In terms of enacting this strange financial justice we run into another problem. Many health problems and factors considered health risks increase with poverty. So suddenly people would be more likely to have to pay more when in fact they have less money. Julian Tudor Hart, former GP, noticed this tendency for good medical or care to decrease as the need of the population served increased in his Inverse Care Law and that this especially tends to be the case when medical care is exposed to market forces. Put simply, in the system proposed, people who need medical care most are least likely to get it. If you have to pay extra for treatment and you have no money then you’ll have to stay home (if you’ve got one) and be sick. Perhaps I’m fussy but this seems like a bad thing.

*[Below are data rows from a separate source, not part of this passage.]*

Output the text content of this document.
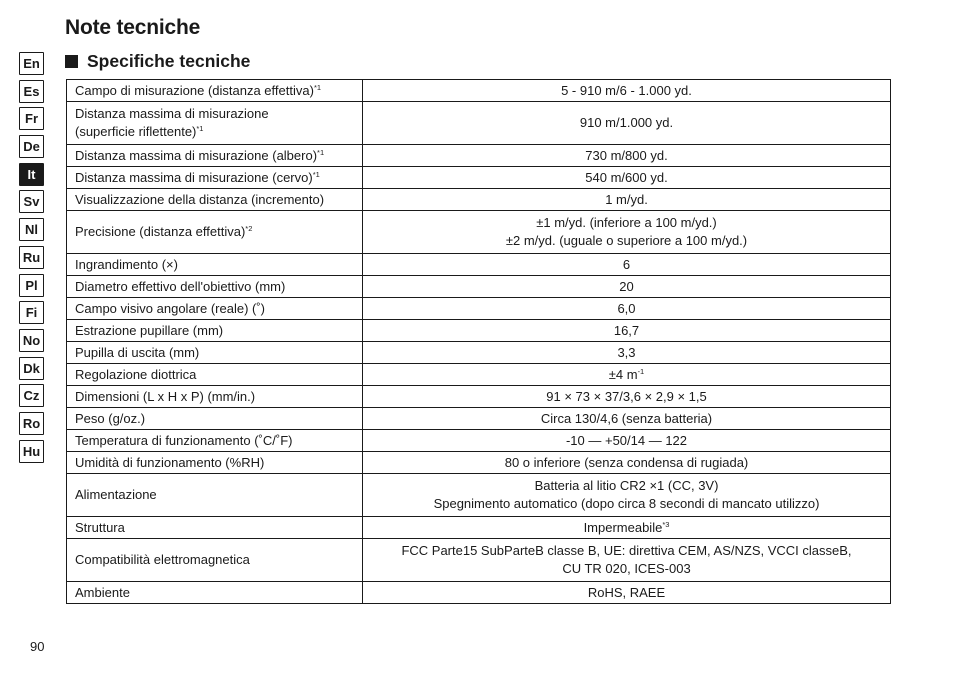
Note tecniche
Specifiche tecniche
En
Es
Fr
De
It
Sv
Nl
Ru
Pl
Fi
No
Dk
Cz
Ro
Hu
Campo di misurazione (distanza effettiva)$^{*1}$	5 - 910 m/6 - 1.000 yd.
Distanza massima di misurazione
(superficie riflettente)$^{*1}$	910 m/1.000 yd.
Distanza massima di misurazione (albero)$^{*1}$	730 m/800 yd.
Distanza massima di misurazione (cervo)$^{*1}$	540 m/600 yd.
Visualizzazione della distanza (incremento)	1 m/yd.
Precisione (distanza effettiva)$^{*2}$	±1 m/yd. (inferiore a 100 m/yd.)
±2 m/yd. (uguale o superiore a 100 m/yd.)
Ingrandimento (×)	6
Diametro effettivo dell'obiettivo (mm)	20
Campo visivo angolare (reale) (˚)	6,0
Estrazione pupillare (mm)	16,7
Pupilla di uscita (mm)	3,3
Regolazione diottrica	±4 $m^{-1}$
Dimensioni (L x H x P) (mm/in.)	91 × 73 × 37/3,6 × 2,9 × 1,5
Peso (g/oz.)	Circa 130/4,6 (senza batteria)
Temperatura di funzionamento (˚C/˚F)	-10 — +50/14 — 122
Umidità di funzionamento (%RH)	80 o inferiore (senza condensa di rugiada)
Alimentazione	Batteria al litio CR2 ×1 (CC, 3V)
Spegnimento automatico (dopo circa 8 secondi di mancato utilizzo)
Struttura	Impermeabile$^{*3}$
Compatibilità elettromagnetica	FCC Parte15 SubParteB classe B, UE: direttiva CEM, AS/NZS, VCCI classeB,
CU TR 020, ICES-003
Ambiente	RoHS, RAEE
90
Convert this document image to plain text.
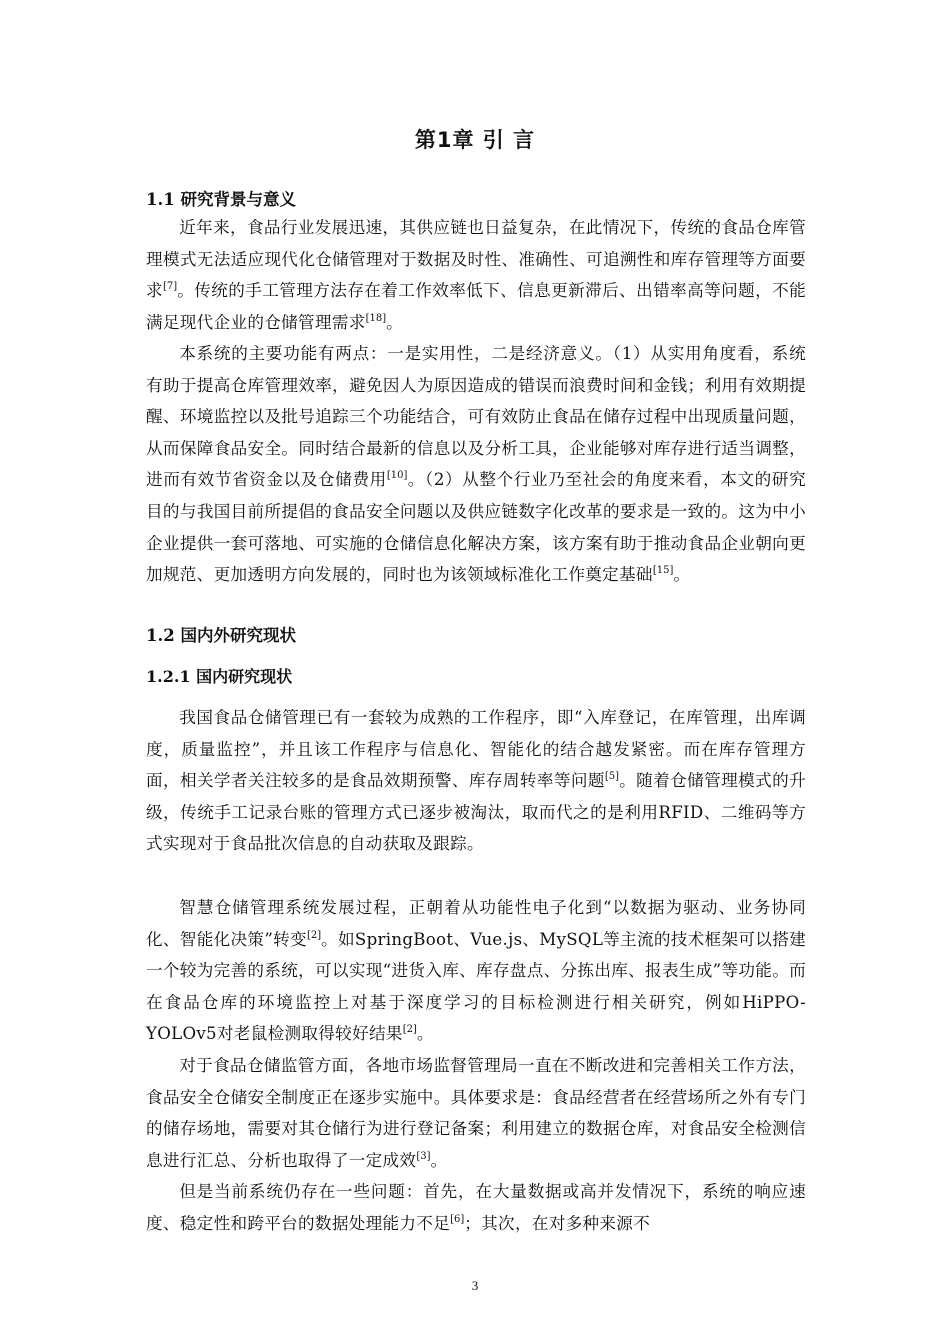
第1章 引 言
1.1 研究背景与意义
近年来，食品行业发展迅速，其供应链也日益复杂，在此情况下，传统的食品仓库管理模式无法适应现代化仓储管理对于数据及时性、准确性、可追溯性和库存管理等方面要求[7]。传统的手工管理方法存在着工作效率低下、信息更新滞后、出错率高等问题，不能满足现代企业的仓储管理需求[18]。
本系统的主要功能有两点：一是实用性，二是经济意义。（1）从实用角度看，系统有助于提高仓库管理效率，避免因人为原因造成的错误而浪费时间和金钱；利用有效期提醒、环境监控以及批号追踪三个功能结合，可有效防止食品在储存过程中出现质量问题，从而保障食品安全。同时结合最新的信息以及分析工具，企业能够对库存进行适当调整，进而有效节省资金以及仓储费用[10]。（2）从整个行业乃至社会的角度来看，本文的研究目的与我国目前所提倡的食品安全问题以及供应链数字化改革的要求是一致的。这为中小企业提供一套可落地、可实施的仓储信息化解决方案，该方案有助于推动食品企业朝向更加规范、更加透明方向发展的，同时也为该领域标准化工作奠定基础[15]。
1.2 国内外研究现状
1.2.1 国内研究现状
我国食品仓储管理已有一套较为成熟的工作程序，即“入库登记，在库管理，出库调度，质量监控”，并且该工作程序与信息化、智能化的结合越发紧密。而在库存管理方面，相关学者关注较多的是食品效期预警、库存周转率等问题[5]。随着仓储管理模式的升级，传统手工记录台账的管理方式已逐步被淘汰，取而代之的是利用RFID、二维码等方式实现对于食品批次信息的自动获取及跟踪。
智慧仓储管理系统发展过程，正朝着从功能性电子化到“以数据为驱动、业务协同化、智能化决策”转变[2]。如SpringBoot、Vue.js、MySQL等主流的技术框架可以搭建一个较为完善的系统，可以实现“进货入库、库存盘点、分拣出库、报表生成”等功能。而在食品仓库的环境监控上对基于深度学习的目标检测进行相关研究，例如HiPPO-YOLOv5对老鼠检测取得较好结果[2]。
对于食品仓储监管方面，各地市场监督管理局一直在不断改进和完善相关工作方法，食品安全仓储安全制度正在逐步实施中。具体要求是：食品经营者在经营场所之外有专门的储存场地，需要对其仓储行为进行登记备案；利用建立的数据仓库，对食品安全检测信息进行汇总、分析也取得了一定成效[3]。
但是当前系统仍存在一些问题：首先，在大量数据或高并发情况下，系统的响应速度、稳定性和跨平台的数据处理能力不足[6]；其次，在对多种来源不
3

Moral responsibility is the division of actions into those that are good or bad and the attribution of praise, blame, reward or punishment to the agent responsible. It is beyond the scope of this already too lengthy blog post to decide whether the broad spectrum of health acts fall into the simple division of good or bad. Is one glass of one morally wrong? Two? Eight? I’d argue that none of the options are morally wrong although eight is certainly worse for you health wise. That isn’t really the point. The point is that it’s too complex to decide and allocate financial responsibility and ultimately it is not for the health service, doctors, nurses or any health care professional to be judge, jury and financial executioner for health problems patients don’t want and almost certainly didn’t consciously choose. The NHS may be having financial difficulties but applying judgment and discrimination through the weapon of accountancy does not seem to be a viable or ethical way forward. Aneurin Bevan when spearheading the formation of the NHS did so under the belief that treatment “Should be based on clinical need rather than ability to pay” and this to me seems the only morally responsible option. But what do I know? I’ve never been on reality TV.